Now, I’ll edit Switzerland.ovpn. Find the line that says auth-user-pass and add the file path after it:

auth-user-pass /config/auth/vyprvpn/auth.txt

Disable default routes

By default when you enable one of these VPNs all of your network traffic would be routed through the VPN. That’s not what we want here. Edit Switzerland.ovpn again and add route-nopull on any line to ignore routes provided by the VPN server.

Step 3: Setup the VPN

SSH into your router and enter configuration mode with the command configure.

This part is easy! Just create an openvpn interface with the config file, commit the config, and it should come right up.

$ set interfaces openvpn vtun0 config-file /config/auth/vyprvpn/Switzerland.ovpn
$ set interfaces openvpn vtun0 description "VPN to Switzerland"
$ commit
$ ip addr show vtun0

That last command should give you a line with inet 10.3.37.123/24 brd ... which indicates the VPN is up and you got an IP! Sweet!

Step 4: Create a group for devices that will use the VPN

This step is optional, but I like to create a firewall group for devices that will use the VPN. That way I can easily add or remove devices without touching other config.
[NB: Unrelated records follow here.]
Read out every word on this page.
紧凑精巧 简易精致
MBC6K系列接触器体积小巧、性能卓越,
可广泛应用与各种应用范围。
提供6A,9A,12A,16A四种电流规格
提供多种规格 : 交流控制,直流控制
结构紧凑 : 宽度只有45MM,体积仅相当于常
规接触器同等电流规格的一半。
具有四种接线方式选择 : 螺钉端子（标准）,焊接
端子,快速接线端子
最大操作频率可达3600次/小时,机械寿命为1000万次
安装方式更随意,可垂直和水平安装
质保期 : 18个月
It’s a good idea to create a DHCP reservation for the devices you want to route or have them use static addresses, otherwise your config won’t apply when they get a new random address. In this example I’ve already given my device the static IP 10.65.49.21

$ set firewall group address-group vpn_ch
$ set firewall group address-group vpn_ch address 10.65.49.21

Step 5: Create a static route and firewall rule

In this example, I’m calling my firewall rule detour but you can call it whatever you like.

The table and rule numbers are also arbitrary but to ensure they’re not in use, use show protocols and show firewall.
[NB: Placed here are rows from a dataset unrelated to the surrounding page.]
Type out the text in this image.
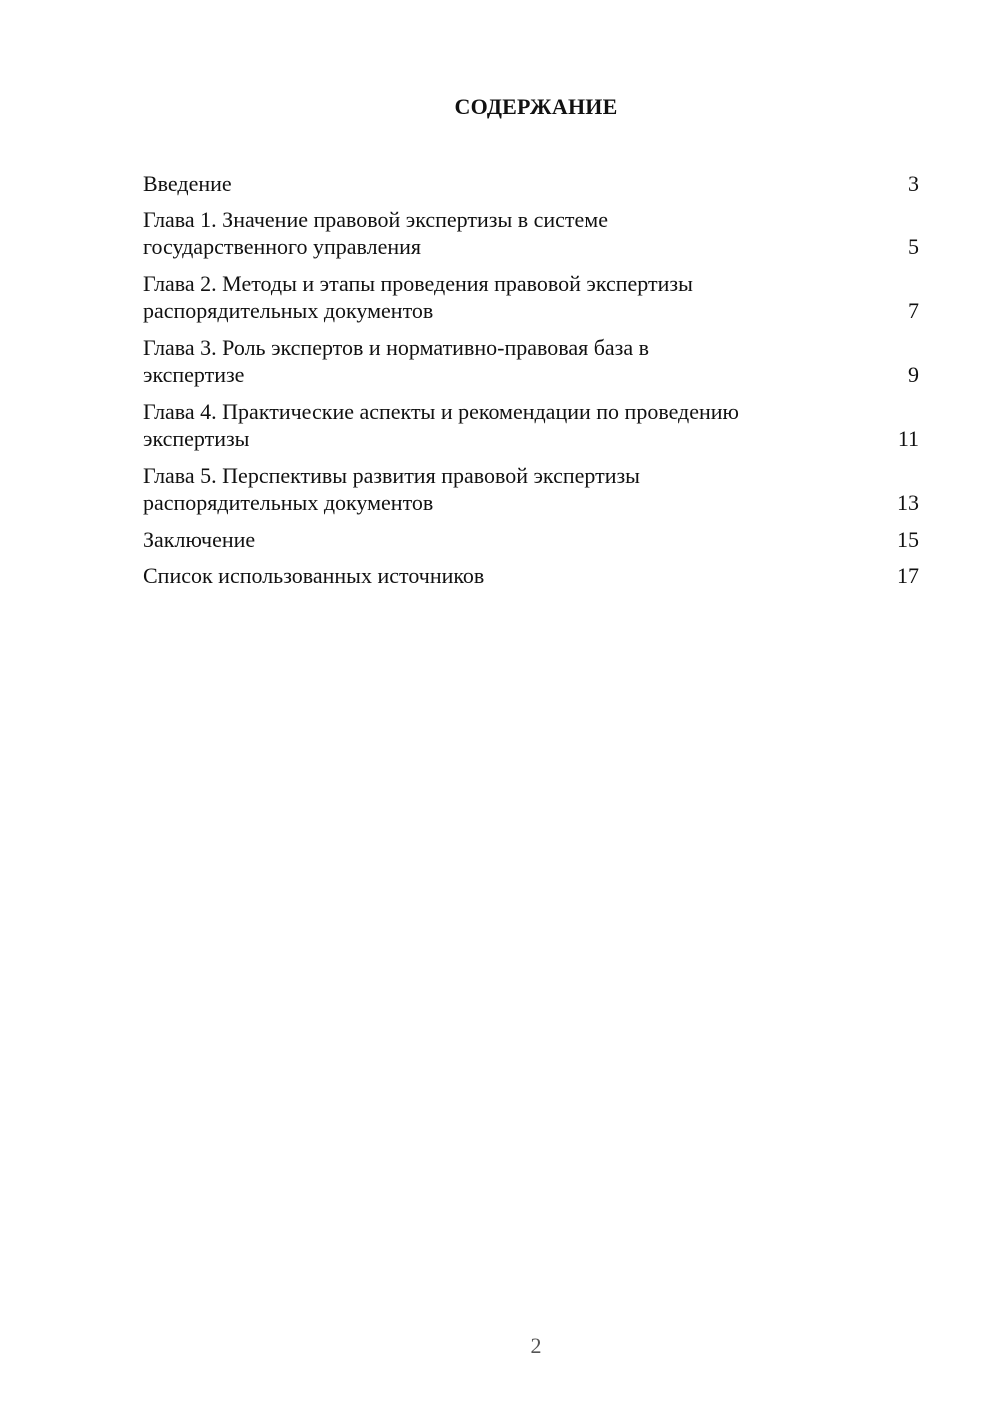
СОДЕРЖАНИЕ
Введение	3
Глава 1. Значение правовой экспертизы в системе
государственного управления	5
Глава 2. Методы и этапы проведения правовой экспертизы
распорядительных документов	7
Глава 3. Роль экспертов и нормативно-правовая база в
экспертизе	9
Глава 4. Практические аспекты и рекомендации по проведению
экспертизы	11
Глава 5. Перспективы развития правовой экспертизы
распорядительных документов	13
Заключение	15
Список использованных источников	17
2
$ set protocols static table 1 interface-route 0.0.0.0/0 next-hop-interface vtun0

$ set firewall modify detour rule 10 description "Auto-VPN to Switzerland"
$ set firewall modify detour rule 10 source group address-group vpn_ch
$ set firewall modify detour rule 10 modify table 1

The next thing we have to do is set which physical interface this applies to. You could have a specific port on your router be VPN’d (how cool is that!) but in my case I want any LAN port, so I’m using the whole switch device:

$ set interfaces switch switch0 firewall in modify detour

Step 6: NAT

Traffic won’t flow without a NAT rule:

$ set service nat rule 5010 description "masquerade for vtun0"
$ set service nat rule 5010 outbound-interface vtun0
$ set service nat rule 5010 type masquerade

Step 7: Commit, save test

Now just run commit to apply your configuration changes and then save to persist them to internal storage.

$ commit
$ save

If your device has curl, here’s a great way to test that it’s working:

$ curl -s http://ifconfig.co/json | jq
{
  "ip": "128.90.23.241",
  "ip_decimal": 2153388017,
  "country": "Switzerland",
  "country_iso": "CH",
  "city": "Zurich",
  "hostname": "undefined.hostname.localhost"
}

Tada! We’re in Switzerland! Let’s get some chocolate.

More?

If you want more VPNs just keep repeating the process, increase the table and rule values. I’ve got three going for various things. Depending on how privacy rules work out and where I live, I may even invert the process so all of my traffic goes over the VPN except for devices like Xbox where the latency would foul-up my Overwatch.

Performance

This is the downside. OpenVPN is pretty slow and maxes out at about 10 Mbit on this hardware. The EdgeRouter supports hardware offloading for IPSec, so my next task is to set that up instead of OpenVPN. For now, this works for what I need.